Chemoinformatics (also known as ‘cheminformatics’) applies computational and information science techniques to a range of chemical problems. These techniques are used, for example, to model compounds and to predict their properties. Chemoinformatics has made it possible to simulate expensive operations such as high-throughput screening (the rapid testing of numerous compounds for desirable qualities). A good starting point for those new to the field is the book ‘An Introduction to Chemoinformatics’ by Leach and Gillet.

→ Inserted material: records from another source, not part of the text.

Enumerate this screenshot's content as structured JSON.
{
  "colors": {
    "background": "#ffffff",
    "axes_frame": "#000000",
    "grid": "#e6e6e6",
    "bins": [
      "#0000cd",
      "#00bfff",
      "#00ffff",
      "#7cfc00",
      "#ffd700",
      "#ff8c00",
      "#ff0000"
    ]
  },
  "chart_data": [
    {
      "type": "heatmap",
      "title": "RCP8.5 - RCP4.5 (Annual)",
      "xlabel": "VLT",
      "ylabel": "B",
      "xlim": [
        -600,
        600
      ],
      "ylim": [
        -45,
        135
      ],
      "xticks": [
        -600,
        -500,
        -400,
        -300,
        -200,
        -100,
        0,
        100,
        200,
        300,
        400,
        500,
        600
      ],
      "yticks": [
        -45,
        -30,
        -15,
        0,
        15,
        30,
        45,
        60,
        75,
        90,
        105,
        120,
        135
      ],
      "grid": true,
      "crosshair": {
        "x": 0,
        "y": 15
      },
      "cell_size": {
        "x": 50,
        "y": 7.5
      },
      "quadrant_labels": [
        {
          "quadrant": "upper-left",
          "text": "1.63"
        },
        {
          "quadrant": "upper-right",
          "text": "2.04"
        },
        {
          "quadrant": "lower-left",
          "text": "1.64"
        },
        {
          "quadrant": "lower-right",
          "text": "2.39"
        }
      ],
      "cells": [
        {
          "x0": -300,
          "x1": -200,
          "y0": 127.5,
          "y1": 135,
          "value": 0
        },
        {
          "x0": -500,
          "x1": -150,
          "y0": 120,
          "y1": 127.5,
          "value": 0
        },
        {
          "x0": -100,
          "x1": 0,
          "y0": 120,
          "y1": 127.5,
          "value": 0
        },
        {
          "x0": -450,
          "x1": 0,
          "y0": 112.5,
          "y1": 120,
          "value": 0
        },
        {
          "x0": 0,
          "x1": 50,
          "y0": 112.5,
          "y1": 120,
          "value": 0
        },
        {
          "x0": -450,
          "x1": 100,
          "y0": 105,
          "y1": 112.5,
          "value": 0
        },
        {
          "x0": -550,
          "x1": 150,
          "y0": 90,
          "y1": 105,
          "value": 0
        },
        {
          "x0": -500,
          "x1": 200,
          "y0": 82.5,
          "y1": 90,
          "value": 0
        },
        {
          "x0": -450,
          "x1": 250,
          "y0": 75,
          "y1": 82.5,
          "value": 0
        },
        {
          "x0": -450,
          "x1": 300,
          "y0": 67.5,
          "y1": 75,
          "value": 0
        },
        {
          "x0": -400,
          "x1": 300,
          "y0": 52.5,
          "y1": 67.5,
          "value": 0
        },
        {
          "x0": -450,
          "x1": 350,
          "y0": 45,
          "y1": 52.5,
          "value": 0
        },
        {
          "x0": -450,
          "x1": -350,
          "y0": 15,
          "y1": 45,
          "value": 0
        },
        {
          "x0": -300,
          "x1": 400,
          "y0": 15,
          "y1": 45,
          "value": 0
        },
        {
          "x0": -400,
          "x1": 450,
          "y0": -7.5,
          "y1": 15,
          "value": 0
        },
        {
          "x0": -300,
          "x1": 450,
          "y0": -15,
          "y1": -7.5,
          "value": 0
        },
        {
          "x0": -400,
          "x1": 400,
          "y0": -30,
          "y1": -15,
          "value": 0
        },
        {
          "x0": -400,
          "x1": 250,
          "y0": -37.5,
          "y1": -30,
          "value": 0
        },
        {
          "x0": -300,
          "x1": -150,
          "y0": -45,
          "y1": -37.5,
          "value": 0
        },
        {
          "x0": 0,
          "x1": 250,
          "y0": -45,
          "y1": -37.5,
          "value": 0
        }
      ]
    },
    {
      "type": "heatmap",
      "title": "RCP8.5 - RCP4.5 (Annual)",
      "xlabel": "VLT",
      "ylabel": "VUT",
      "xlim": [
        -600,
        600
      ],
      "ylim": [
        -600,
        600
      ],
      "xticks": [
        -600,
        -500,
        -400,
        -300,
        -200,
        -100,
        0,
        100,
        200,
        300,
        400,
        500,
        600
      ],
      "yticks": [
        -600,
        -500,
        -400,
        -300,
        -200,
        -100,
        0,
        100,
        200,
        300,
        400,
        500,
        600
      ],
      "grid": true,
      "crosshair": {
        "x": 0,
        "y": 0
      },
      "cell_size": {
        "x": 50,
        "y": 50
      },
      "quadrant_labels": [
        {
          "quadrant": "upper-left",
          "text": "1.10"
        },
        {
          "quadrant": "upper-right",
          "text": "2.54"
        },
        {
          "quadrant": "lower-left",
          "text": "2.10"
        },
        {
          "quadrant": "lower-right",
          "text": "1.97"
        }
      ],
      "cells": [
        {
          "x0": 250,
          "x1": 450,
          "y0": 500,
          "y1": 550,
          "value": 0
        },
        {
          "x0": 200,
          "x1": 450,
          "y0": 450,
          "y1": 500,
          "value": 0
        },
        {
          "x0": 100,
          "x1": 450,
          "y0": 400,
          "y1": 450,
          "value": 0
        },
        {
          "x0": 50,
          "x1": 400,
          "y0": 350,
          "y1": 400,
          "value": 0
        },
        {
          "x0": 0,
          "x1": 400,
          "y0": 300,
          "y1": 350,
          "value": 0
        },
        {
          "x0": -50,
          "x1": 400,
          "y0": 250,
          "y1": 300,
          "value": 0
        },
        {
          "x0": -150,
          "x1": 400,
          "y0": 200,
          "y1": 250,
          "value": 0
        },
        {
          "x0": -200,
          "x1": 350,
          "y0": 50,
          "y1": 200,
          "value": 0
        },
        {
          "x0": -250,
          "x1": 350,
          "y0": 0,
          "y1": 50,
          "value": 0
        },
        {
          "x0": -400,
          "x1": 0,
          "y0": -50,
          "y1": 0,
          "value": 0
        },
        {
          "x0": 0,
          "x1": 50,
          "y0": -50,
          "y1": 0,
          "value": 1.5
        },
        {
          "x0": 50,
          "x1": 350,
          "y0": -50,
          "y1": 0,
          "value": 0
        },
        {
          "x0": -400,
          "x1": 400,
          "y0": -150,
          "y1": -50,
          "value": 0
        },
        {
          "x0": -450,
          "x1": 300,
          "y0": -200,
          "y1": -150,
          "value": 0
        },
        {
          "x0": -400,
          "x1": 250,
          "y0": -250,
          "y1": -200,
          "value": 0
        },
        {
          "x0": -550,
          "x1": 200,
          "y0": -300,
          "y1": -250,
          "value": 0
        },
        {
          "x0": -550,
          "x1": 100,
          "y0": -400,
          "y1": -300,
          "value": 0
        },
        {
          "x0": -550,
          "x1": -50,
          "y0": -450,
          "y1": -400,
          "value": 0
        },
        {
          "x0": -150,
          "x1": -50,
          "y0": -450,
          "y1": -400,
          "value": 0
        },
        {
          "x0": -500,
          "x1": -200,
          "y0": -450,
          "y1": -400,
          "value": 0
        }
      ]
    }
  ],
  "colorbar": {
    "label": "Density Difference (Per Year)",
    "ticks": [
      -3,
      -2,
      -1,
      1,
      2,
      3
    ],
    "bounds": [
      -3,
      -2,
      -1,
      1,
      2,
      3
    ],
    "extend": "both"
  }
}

My project is specifically concerned with the idea of de novo design (Latin for ‘from new’). De novo design builds novel molecules in virtual space and evaluates them against some measure of functionality, such as similarity to a compound known to work well, or the complementarity between the shape of the molecule and the receptor it is to fill. The aim is to streamline the drug discovery process. By referring to these virtual compounds, it may be possible to reduce the number of synthesis operations necessary. However, the sheer number of potential molecules that can be made renders it impossible to explore all of chemical space for solutions, even with modern levels of computing power. As a result, various predictive sampling processes (such as the Monte Carlo method) have been adapted for use in this field. These can give good results, but their simplistic approach to constructing molecules can lead to products being generated that are impossible to fabricate in real world situations, limiting the overall usefulness of the methods.

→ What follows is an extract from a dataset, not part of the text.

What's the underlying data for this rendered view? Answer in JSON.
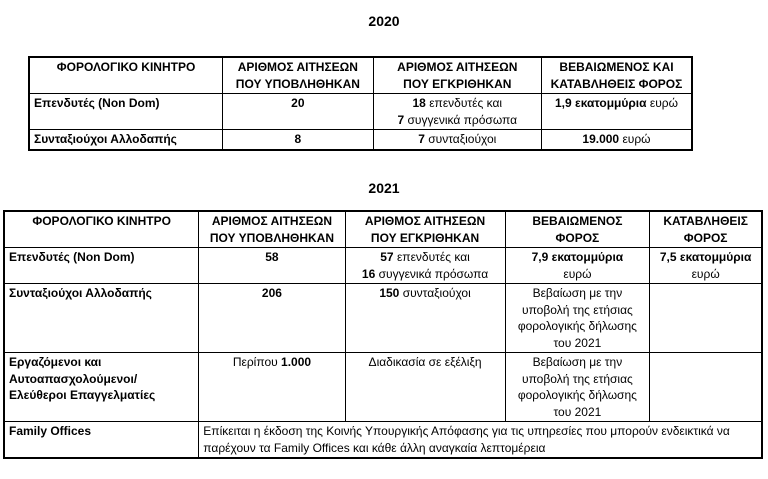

In order to work around such problems, methods have been developed within the chemoinformatics group that use genuine reaction data from literature to create generic rules (the reaction vectors). These rules can be applied to a given starting material to generate new molecules. This provides a compromise between finding novel molecules and retaining a synthetic awareness, as each transformation is based on a literature precedent. However, this method has its own limitations. Some structures for example, can be built up using multistep reaction sequences. In many cases, the intermediate steps in such sequences do not resemble either the end product or the starting material in terms of similarity to the target. Consequently, many potentially useful molecules are never completed because steps en route to the end product score poorly.
One solution to this problem is to create a new rule format that represents all the reaction steps in one operation. This requires some initial identification of those sequences, which is where my project comes in. If we regard a chemical reaction as a transformation of one molecule into another, it becomes possible to connect these transformations together into a network. Every path through the network will represent a multistep synthetic route for which each step has a known example in the literature. Reaction properties such as ease of synthesis, cost of materials, yield of product etc. can then be added to the network to bias the selection of routes in accordance with a particular set of criteria.